Re: [RFC PATCH v3 0/9] Suppress negative dentry

From: Ian Kent <raven@themaw.net>
To: Amir Goldstein <amir73il@gmail.com>
Cc: Chengguang Xu <cgxu519@mykernel.net>,
	Miklos Szeredi <miklos@szeredi.hu>,
	Al Viro <viro@zeniv.linux.org.uk>,
	linux-fsdevel <linux-fsdevel@vger.kernel.org>,
	overlayfs <linux-unionfs@vger.kernel.org>
Subject: Re: [RFC PATCH v3 0/9] Suppress negative dentry
Date: Mon, 18 May 2020 18:26:48 +0800	[thread overview]
Message-ID: <cfc4e94f6667eabee664b63cc23051e9d816456c.camel@themaw.net> (raw)
In-Reply-To: <CAOQ4uxjT8DouPmf1mk1x24X8FcN5peYAqwdr362P4gcW+x15dw@mail.gmail.com>

On Mon, 2020-05-18 at 08:27 +0300, Amir Goldstein wrote:
> On Mon, May 18, 2020 at 3:53 AM Ian Kent <raven@themaw.net> wrote:
> > On Fri, 2020-05-15 at 15:20 +0800, Chengguang Xu wrote:
> > > This series adds a new lookup flag LOOKUP_DONTCACHE_NEGATIVE
> > > to indicate to drop negative dentry in slow path of lookup.
> > > 
> > > In overlayfs, negative dentries in upper/lower layers are useless
> > > after construction of overlayfs' own dentry, so in order to
> > > effectively reclaim those dentries, specify
> > > LOOKUP_DONTCACHE_NEGATIVE
> > > flag when doing lookup in upper/lower layers.
> > 
> > I've looked at this a couple of times now.
> > 
> > I'm not at all sure of the wisdom of adding a flag to a VFS
> > function
> > that allows circumventing what a file system chooses to do.
> 
> But it is not really a conscious choice is it?

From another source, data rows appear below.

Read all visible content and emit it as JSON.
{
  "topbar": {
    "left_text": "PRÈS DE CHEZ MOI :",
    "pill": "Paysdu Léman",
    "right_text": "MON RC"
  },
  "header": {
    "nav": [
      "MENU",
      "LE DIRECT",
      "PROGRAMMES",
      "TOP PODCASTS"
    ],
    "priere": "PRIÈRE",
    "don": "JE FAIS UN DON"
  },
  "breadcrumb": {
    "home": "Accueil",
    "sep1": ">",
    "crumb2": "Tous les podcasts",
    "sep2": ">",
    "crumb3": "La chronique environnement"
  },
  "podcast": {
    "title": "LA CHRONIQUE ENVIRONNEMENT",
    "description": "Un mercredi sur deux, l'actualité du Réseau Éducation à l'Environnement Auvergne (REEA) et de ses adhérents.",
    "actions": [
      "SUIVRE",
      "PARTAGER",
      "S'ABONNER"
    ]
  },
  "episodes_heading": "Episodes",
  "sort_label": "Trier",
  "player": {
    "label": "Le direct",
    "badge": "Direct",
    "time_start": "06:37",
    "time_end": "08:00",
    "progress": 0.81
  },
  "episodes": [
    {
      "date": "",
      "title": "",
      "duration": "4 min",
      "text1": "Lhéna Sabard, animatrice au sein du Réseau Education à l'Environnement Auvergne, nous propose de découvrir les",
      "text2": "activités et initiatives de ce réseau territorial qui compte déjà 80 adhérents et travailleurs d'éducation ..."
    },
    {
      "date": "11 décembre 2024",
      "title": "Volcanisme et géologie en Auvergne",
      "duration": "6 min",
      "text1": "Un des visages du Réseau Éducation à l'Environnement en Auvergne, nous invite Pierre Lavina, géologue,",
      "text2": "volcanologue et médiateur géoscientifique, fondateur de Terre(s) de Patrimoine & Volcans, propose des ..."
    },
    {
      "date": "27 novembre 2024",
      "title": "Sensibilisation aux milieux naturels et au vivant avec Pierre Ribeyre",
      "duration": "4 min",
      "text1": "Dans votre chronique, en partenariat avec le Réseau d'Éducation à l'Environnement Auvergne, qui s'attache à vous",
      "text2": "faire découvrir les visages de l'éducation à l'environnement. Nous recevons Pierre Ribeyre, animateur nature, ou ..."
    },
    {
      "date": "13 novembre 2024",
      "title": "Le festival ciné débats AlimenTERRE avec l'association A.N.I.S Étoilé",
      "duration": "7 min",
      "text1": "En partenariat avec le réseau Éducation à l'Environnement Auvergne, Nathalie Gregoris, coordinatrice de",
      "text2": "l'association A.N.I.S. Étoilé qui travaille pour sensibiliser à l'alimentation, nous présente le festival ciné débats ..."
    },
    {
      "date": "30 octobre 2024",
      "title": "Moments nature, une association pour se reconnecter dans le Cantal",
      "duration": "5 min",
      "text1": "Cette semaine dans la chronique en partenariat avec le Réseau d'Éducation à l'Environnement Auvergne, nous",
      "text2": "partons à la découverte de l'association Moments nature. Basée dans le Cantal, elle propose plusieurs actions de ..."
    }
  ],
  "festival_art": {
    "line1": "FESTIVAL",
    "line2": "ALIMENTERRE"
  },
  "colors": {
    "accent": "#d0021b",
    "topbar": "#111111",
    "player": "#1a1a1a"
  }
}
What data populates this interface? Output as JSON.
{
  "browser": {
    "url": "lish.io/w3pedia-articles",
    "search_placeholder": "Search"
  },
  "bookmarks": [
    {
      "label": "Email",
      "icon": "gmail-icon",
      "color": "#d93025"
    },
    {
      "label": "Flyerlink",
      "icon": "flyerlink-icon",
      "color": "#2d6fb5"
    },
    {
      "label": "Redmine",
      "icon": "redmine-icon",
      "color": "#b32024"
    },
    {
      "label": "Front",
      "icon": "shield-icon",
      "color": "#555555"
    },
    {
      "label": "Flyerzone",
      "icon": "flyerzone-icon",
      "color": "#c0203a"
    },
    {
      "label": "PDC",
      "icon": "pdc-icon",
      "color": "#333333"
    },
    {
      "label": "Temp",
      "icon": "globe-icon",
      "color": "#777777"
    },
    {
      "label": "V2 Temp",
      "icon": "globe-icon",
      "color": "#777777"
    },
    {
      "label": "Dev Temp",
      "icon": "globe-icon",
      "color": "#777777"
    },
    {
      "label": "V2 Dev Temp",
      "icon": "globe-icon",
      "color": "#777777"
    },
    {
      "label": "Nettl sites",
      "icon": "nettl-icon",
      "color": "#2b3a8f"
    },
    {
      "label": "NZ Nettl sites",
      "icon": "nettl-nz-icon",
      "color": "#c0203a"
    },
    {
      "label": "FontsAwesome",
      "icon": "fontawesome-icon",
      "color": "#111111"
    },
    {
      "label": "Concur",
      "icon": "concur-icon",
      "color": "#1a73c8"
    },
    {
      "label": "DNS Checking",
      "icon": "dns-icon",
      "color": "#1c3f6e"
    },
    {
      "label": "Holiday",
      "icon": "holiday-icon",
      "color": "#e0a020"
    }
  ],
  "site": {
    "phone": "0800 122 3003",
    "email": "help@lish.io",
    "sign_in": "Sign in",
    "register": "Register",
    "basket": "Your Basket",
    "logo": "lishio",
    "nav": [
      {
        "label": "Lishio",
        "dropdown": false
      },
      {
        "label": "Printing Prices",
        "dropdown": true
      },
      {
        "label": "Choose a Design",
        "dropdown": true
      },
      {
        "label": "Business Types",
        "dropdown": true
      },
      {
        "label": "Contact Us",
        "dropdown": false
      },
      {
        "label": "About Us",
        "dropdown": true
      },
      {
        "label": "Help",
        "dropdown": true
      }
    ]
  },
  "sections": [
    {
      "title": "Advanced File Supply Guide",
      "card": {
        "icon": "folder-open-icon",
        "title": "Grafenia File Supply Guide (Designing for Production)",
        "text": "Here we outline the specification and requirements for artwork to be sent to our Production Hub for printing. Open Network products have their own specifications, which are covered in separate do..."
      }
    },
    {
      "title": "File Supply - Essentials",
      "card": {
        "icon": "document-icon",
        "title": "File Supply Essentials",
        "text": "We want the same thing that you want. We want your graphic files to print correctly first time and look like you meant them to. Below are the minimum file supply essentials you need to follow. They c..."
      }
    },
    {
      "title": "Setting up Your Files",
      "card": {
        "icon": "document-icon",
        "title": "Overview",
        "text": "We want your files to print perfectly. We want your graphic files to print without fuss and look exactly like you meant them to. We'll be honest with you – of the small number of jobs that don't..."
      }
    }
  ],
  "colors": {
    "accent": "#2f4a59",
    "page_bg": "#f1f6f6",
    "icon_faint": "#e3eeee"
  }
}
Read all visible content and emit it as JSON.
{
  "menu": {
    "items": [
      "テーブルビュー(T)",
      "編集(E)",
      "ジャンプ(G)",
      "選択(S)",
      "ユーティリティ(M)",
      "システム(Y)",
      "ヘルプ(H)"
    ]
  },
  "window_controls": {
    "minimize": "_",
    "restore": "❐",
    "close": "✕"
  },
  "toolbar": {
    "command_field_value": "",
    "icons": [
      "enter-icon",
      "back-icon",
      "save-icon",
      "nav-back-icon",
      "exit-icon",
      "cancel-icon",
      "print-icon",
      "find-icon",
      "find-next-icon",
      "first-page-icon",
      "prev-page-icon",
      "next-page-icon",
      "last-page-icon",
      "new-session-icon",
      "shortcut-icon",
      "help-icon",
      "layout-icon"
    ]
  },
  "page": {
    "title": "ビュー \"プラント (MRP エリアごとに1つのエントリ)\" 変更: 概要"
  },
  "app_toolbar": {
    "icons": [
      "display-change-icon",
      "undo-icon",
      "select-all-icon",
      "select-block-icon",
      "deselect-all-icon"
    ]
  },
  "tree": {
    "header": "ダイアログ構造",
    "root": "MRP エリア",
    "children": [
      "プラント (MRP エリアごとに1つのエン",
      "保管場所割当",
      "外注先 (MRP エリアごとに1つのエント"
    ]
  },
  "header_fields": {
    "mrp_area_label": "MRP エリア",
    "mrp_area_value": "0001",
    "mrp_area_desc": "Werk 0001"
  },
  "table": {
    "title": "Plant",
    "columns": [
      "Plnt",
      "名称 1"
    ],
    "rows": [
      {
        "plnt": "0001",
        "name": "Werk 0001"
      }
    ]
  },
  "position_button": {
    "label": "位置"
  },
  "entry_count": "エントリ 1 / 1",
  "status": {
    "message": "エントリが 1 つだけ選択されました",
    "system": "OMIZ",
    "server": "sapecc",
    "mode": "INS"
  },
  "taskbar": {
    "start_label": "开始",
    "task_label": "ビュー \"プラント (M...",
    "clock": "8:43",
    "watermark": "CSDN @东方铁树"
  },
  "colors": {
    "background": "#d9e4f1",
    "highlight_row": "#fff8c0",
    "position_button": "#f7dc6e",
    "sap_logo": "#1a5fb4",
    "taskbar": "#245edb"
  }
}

I thought that too until recently when I had the need to ask the
question "how do these negative hashed dentries get into the dcache.

> How exactly does a filesystem express its desire to cache a negative
> dentry? The documentation of lookup() in vfs.rst makes it clear that
> it is not up to the filesystem to make that decision.

That's the question I had too and, somewhat embarrassingly, got
a response that started with "Are you serious ..." for Al when
I made a claim that ext4 doesn't create negative hashed dentries.

What was so bad about that claim is it's really obvious that ext4
does do this in ext4/namei.c:ext4_lookup():

...
inode = NULL;
if (bh) {
...
}
...
return d_splice_alias(inode, dentry);

and inode can be negative here.

Now d_splice_alias() is pretty complicated but, if passed a NULL
dentry it amounts to calling __d_add(dentry, NULL) which produces
a negative hashed dentry, a decision made by ext4 ->lookup() (and
I must say typical of the very few ways such dentries get into
the dcache).

Now on final dput of the walk these dentries should end up with a
reference count of zero which triggers dput() to add them to the
lru list so they can be considered as prune targets and can be
found in subsequent lookups (they are hashed).

This is how using negative hashed detries helps to avoid the
expensive alloc/free (at least) that occurs when looking up paths
that don't exist.

Negative "unhashed" dentries are discarded on final dput() so
don't really come into the picture except that dropping a negative
hashed dentry will cause it to be discarded on final dput().

But nothing is ever quite as simple as a description of how it
appears to (is meant to) work so, by all means, take what I say
with a grain of salt, ;)

> The VFS needs to cache the negative dentry on lookup(), so
> it can turn it positive on create().
> Low level kernel modules that call the VFS lookup() might know
> that caching the negative dentry is counter productive.
> 
> > I also do really see the need for it because only hashed negative
> > dentrys will be retained by the VFS so, if you see a hashed
> > negative
> > dentry then you can cause it to be discarded on release of the last
> > reference by dropping it.
> > 
> > So what's different here, why is adding an argument to do that drop
> > in the VFS itself needed instead of just doing it in overlayfs?
> 
> That was v1 patch. It was dealing with the possible race of
> returned negative dentry becoming positive before dropping it
> in an intrusive manner.

Right, very much something that overlay fs must care about, file
systems not so much.

It might be possible to assume that if the underlying file system
->lookup() call has produced a negative hashed dentry that it will
stay negative. That assumption definitely can't be made for negative
unhashed dentries, of course, since they may still be in the process
of being filled in.

But, unfortunately, I see your point, it's a risky assumption.

> 
> In retrospect, I think this race doesn't matter and there is no
> harm in dropping a positive dentry in a race obviously caused by
> accessing the underlying layer, which as documented results in
> "undefined behavior".

Umm ... I thought we were talking about negative dentries ...

Ian